Zaron si prese un attimo per guardarla salire su una delle carrozze chiuse che attendevano lei e le nobildonne al suo seguito. Aveva fatto preparare anche un cavallo, per lei, ma non glielo aveva neanche offerto: non aveva una sella adatta al vestito. Le sue concubine invece, pesantemente velate, lo avrebbero accompagnato a cavallo fino a Palazzo; non vedeva l’ora di raccontare a Perla di come Deja avesse messo in imbarazzo il suo orgoglioso cognato.
Prima di partire per Issa, aveva dato ordine a Rispra di far preparare il palazzo riservato ai dignitari stranieri, sicuro di tornare con una moglie e numerosi ospiti. Era sollevato che le cose fossero andate come aveva previsto e che ora il palazzo sarebbe stato occupato secondo i suoi piani. Non era stupito che Brafit sapesse della regina: probabilmente tutta la Città Vecchia e anche quella Nuova ormai, erano un brulicare di supposizioni e voci contrastanti. Gli informatori dovevano aver ammazzato i cavalli per essere giunti prima di lui.
I suoi cortigiani e i consiglieri gli si assieparono attorno, ansiosi di riferirgli cosa fosse successo a corte durante la sua assenza, e di congratularsi personalmente con lui della vittoria su Issa e per aver conquistato la mano della sua regina. Notò che il nobile Varkis era assente. L’anziano signore era il più grande pettegolo della città e si sarebbe mangiato le mani la mattina quando avrebbe saputo di essersi perso l’arrivo della regina issiana.  Soprattutto quando la voce della sua impertinenza si sarebbe diffusa.

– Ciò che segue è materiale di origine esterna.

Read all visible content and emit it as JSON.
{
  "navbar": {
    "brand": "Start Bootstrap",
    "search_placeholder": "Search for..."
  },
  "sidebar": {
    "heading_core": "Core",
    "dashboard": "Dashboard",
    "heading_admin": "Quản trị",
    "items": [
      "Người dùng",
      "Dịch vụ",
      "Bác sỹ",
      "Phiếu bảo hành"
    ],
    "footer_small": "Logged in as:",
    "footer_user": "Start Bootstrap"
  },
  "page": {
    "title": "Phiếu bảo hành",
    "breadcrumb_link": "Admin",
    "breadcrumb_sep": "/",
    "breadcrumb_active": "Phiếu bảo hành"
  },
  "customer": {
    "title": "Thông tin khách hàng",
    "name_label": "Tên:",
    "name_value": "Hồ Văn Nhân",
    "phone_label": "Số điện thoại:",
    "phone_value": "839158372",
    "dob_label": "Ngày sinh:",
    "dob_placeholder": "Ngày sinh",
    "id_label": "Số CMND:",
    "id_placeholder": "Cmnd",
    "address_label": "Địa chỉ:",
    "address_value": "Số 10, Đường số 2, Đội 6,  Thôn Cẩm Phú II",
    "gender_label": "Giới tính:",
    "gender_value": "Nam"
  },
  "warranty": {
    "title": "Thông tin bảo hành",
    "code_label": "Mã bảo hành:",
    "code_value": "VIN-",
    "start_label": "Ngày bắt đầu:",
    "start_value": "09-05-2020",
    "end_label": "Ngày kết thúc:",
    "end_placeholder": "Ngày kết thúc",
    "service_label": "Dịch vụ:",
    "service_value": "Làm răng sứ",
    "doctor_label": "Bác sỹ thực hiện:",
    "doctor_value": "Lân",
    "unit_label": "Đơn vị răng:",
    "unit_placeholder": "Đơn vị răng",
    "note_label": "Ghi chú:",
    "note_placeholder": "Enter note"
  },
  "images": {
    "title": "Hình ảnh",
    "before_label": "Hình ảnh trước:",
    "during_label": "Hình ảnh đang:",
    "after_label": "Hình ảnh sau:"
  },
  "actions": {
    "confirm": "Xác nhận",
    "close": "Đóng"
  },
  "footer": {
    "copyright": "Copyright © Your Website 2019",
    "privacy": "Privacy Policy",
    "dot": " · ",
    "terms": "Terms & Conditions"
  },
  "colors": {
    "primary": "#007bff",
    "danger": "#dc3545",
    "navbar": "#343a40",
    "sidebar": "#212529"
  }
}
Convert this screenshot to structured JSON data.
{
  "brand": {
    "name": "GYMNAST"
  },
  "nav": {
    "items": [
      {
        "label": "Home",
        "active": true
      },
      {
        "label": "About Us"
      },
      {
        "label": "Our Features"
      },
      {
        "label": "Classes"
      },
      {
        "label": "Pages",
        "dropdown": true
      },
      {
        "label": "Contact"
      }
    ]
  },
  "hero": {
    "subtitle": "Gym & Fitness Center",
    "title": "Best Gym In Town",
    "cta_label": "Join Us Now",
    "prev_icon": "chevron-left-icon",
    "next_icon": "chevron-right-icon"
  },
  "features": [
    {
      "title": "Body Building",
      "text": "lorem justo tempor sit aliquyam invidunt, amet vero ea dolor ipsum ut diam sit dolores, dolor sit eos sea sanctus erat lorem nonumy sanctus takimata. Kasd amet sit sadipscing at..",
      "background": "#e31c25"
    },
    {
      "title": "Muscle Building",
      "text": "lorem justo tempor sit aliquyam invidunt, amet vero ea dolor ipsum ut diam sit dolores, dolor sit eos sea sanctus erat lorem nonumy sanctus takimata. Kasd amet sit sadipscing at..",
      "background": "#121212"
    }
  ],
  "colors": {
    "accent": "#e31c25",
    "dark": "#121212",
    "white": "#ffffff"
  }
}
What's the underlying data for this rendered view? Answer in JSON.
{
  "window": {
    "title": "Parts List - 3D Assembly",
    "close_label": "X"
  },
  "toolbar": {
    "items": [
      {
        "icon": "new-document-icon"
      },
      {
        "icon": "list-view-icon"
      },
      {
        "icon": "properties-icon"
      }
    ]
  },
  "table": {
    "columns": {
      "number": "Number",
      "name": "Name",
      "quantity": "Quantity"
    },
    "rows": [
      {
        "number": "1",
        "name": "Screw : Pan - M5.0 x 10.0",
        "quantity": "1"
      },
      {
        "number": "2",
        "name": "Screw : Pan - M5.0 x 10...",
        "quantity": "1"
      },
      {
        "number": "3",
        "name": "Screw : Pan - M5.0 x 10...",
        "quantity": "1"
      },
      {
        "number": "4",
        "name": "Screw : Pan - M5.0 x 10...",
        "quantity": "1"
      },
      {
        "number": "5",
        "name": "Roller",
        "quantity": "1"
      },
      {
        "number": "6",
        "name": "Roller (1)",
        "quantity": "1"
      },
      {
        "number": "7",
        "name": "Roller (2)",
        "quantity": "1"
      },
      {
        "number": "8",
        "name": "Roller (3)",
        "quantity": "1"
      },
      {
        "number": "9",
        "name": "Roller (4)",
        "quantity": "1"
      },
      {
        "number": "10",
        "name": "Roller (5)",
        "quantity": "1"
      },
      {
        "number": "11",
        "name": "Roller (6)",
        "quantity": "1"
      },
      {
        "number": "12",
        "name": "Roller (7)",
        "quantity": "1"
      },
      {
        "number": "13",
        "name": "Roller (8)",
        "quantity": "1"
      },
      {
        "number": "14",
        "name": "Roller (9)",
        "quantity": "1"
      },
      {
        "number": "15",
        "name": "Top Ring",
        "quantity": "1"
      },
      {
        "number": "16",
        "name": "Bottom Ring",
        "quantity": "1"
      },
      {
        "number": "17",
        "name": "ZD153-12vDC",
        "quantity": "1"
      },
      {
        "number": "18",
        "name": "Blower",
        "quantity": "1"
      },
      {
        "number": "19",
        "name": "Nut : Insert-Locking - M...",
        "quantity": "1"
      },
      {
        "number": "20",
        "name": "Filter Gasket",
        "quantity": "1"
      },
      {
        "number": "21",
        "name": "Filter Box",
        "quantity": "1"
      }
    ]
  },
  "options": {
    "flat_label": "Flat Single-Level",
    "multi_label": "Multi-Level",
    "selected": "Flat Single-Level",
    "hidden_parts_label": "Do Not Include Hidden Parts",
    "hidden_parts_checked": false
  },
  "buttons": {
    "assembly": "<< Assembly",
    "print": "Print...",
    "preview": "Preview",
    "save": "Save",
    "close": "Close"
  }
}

Deja gli piaceva ogni giorno di più ed era sinceramente lieto della vena di umorismo che aveva scoperto in lei. Avrebbe di sicuro reso la vita coniugale interessante. E si sarebbe anche fatta un sacco di nemici, rimuginò cupamente, considerando Brafit. Suo cognato, in virtù del matrimonio con la sua sorellastra, si era sempre considerato un personaggio importante a corte, attorno a cui avevano finito per gravitare numerosi ruffiani. Non potendo sapere se il khan avesse già generato o meno un figlio maschio, si era considerato una specie di erede presunto, dato che Zaron si era fino a quel momento astenuto dal prendere moglie e la guerra di conquista che aveva intrapreso era, dopotutto, un’attività pericolosa. Adesso invece la guerra era finita e dalla sua ultima campagna il khan era tornato con una moglie e questi due fattori contribuivano ad offuscare l’astro di Brafit.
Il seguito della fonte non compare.